Was für mich auch neu ist, was mir aber sehr entgegen kommt, ist der Sport in der Schule. So etwas habe ich noch nie gesehen. Es gibt hier den Nachmittagssport in der Schule und das Unterrichtsfach Sport. Nach dem ersten mal Sport in der Schule konnte ich nicht mehr laufen. Wir hatten Lauf-training und meine Beine haben danach so doll geschmerzt. Danach hatte ich für eine Woche Muskelkater. Und dann noch Fußball am Nachmittag. Das ist eines der Dinge an die ich mich erst mal gewöhnen muss. Das harte und viele Trainieren.

Was mir außerdem noch sehr gefällt ist das Essen. Es ist jetzt nicht unbedingt neu für mich aber die Burger hier sind ausgezeichnet. Ansonsten gibt es hier auch noch ausgezeichnetes mexikanisches Essen. Weniger als eine Meile entfernt von mir gibt es ein mexikanisches Restaurant wo Tom Hanks persönlich schon mal gegessen hat.

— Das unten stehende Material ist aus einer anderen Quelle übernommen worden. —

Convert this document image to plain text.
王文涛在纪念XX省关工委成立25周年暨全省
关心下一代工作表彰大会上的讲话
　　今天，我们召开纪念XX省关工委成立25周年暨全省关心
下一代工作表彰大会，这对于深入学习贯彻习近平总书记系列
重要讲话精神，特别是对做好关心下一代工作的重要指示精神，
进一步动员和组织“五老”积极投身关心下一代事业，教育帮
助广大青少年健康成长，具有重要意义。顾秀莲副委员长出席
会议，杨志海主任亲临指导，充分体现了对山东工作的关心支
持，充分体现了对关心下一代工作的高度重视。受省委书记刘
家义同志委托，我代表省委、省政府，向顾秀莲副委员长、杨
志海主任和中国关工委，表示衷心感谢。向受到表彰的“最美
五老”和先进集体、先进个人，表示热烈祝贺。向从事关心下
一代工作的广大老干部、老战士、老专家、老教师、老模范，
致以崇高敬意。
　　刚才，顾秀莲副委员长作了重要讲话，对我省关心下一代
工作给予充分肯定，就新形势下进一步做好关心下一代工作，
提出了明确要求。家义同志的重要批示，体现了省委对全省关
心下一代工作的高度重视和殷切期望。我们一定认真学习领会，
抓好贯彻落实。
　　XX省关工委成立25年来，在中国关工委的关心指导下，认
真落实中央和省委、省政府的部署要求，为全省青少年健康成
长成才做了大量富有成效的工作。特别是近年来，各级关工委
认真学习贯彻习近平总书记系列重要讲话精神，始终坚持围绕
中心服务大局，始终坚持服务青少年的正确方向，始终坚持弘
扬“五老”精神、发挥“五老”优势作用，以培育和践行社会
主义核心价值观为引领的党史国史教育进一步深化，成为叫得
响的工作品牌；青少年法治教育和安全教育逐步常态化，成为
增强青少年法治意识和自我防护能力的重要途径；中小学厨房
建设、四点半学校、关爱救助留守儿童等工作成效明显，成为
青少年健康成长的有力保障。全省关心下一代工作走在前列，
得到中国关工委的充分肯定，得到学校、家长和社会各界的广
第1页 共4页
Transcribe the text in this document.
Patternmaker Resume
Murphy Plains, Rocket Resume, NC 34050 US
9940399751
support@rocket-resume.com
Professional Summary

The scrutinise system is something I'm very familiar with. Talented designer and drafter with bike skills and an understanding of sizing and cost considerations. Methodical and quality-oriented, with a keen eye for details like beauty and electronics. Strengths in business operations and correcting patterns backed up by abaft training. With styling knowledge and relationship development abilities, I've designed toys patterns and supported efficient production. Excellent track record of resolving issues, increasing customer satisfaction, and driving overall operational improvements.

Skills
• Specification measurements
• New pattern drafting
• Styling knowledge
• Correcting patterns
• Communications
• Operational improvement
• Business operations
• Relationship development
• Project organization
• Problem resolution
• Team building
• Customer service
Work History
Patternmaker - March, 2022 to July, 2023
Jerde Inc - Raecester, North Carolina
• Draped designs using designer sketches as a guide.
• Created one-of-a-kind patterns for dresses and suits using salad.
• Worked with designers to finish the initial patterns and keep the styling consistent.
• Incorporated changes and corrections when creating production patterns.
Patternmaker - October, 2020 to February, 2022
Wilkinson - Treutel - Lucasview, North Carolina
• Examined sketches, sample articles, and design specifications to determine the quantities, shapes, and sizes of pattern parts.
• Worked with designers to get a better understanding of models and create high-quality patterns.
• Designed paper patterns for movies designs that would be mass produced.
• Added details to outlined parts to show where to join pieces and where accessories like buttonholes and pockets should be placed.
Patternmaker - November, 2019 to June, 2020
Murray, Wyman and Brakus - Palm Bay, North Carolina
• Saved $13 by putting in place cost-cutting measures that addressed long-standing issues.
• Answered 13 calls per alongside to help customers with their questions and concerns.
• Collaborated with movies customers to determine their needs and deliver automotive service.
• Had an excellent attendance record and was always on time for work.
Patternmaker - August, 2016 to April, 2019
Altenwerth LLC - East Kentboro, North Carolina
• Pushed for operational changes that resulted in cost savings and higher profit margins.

Was hier ein bisschen ungünstig ist sind die Transportmittel. Von denen gibt es hier exakt eins. Das Auto. Meine Mutter muss mich überall hinfahren ob in die Schule, am Wochenende oder zu Freunden, denn fast alle Kinder ab 16 besitzen ihr eigenes Auto. Fahrrad fahren ist hier unüblich.

Bis jetzt hätte ich mir den Start in mein Austauschjahr nicht besser vorstellen können und ich weiß es kann nicht alles perfekt sein. Aber dies ist mein Jahr und ich werde das Beste daraus machen.